I found the explanation and examples from this link very useful: What exactly is "iowait"?. BTW, for the sake of completeness, the I/O here refers to disk I/O, but could also include I/O on a network mounted disk (such as nfs), as explained in this other postthis other post.
I will quote a few important sections (in case the link goes dead), some of those would be repetitions of what others have said already, but to me at least these were clearer:
To summarize it in one sentence, 'iowait' is the percentage of time the CPU is idle AND there is at least one I/O in progress.
Each CPU can be in one of four states: user, sys, idle, iowait.
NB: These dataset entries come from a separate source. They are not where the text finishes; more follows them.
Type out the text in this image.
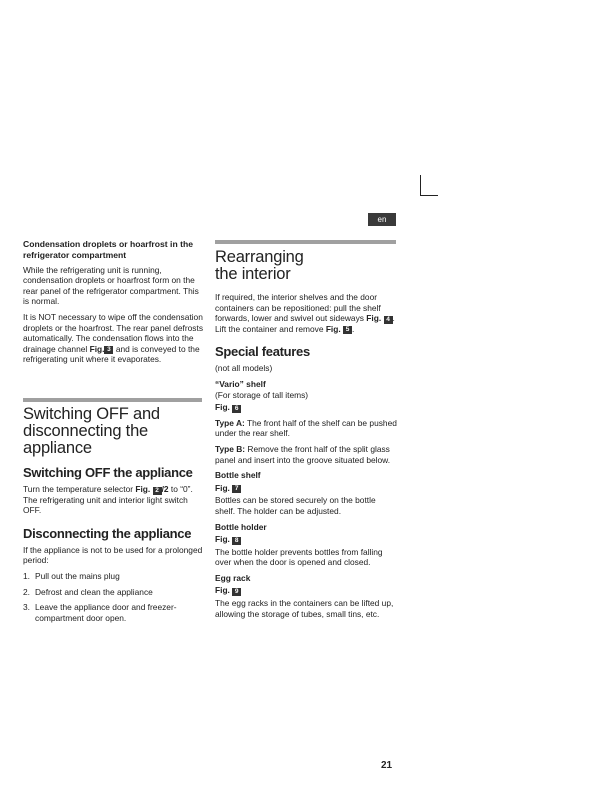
en
Condensation droplets or hoarfrost in the refrigerator compartment

While the refrigerating unit is running, condensation droplets or hoarfrost form on the rear panel of the refrigerator compartment. This is normal.

It is NOT necessary to wipe off the condensation droplets or the hoarfrost. The rear panel defrosts automatically. The condensation flows into the drainage channel Fig. 3 and is conveyed to the refrigerating unit where it evaporates.

Switching OFF and disconnecting the appliance
Switching OFF the appliance

Turn the temperature selector Fig. 2 /2 to “0”. The refrigerating unit and interior light switch OFF.

Disconnecting the appliance

If the appliance is not to be used for a prolonged period:

1. Pull out the mains plug
2. Defrost and clean the appliance
3. Leave the appliance door and freezer-compartment door open.
Rearranging the interior

If required, the interior shelves and the door containers can be repositioned: pull the shelf forwards, lower and swivel out sideways Fig. 4 . Lift the container and remove Fig. 5 .

Special features

(not all models)

“Vario” shelf
(For storage of tall items)

Fig. 6

Type A: The front half of the shelf can be pushed under the rear shelf.

Type B: Remove the front half of the split glass panel and insert into the groove situated below.

Bottle shelf

Fig. 7

Bottles can be stored securely on the bottle shelf. The holder can be adjusted.

Bottle holder

Fig. 8

The bottle holder prevents bottles from falling over when the door is opened and closed.

Egg rack

Fig. 9

The egg racks in the containers can be lifted up, allowing the storage of tubes, small tins, etc.

21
I was wondering what happens when system has other processes ready to run while one process is waiting for I/O. The below explains it:
If the CPU is idle, the kernel then determines if there is at least one I/O currently in progress to either a local disk or a remotely mounted disk (NFS) which had been initiated from that CPU. If there is, then the 'iowait' counter is incremented by one. If there is no I/O in progress that was initiated from that CPU, the 'idle' counter is incremented by one.
And here is an example:
Let's say that there are two programs running on a CPU. One is a 'dd' program reading from the disk. The other is a program that does no I/O but is spending 100% of its time doing computational work. Now assume that there is a problem with the I/O subsystem and that physical I/Os are taking over a second to complete. Whenever the 'dd' program is asleep while waiting for its I/Os to complete, the other program is able to run on that CPU. When the clock interrupt occurs, there will always be a program running in either user mode or system mode. Therefore, the %idle and %iowait values will be 0. Even though iowait is 0 now, that does not mean there is NOT a I/O problem because there obviously is one if physical I/Os are taking over a second to complete.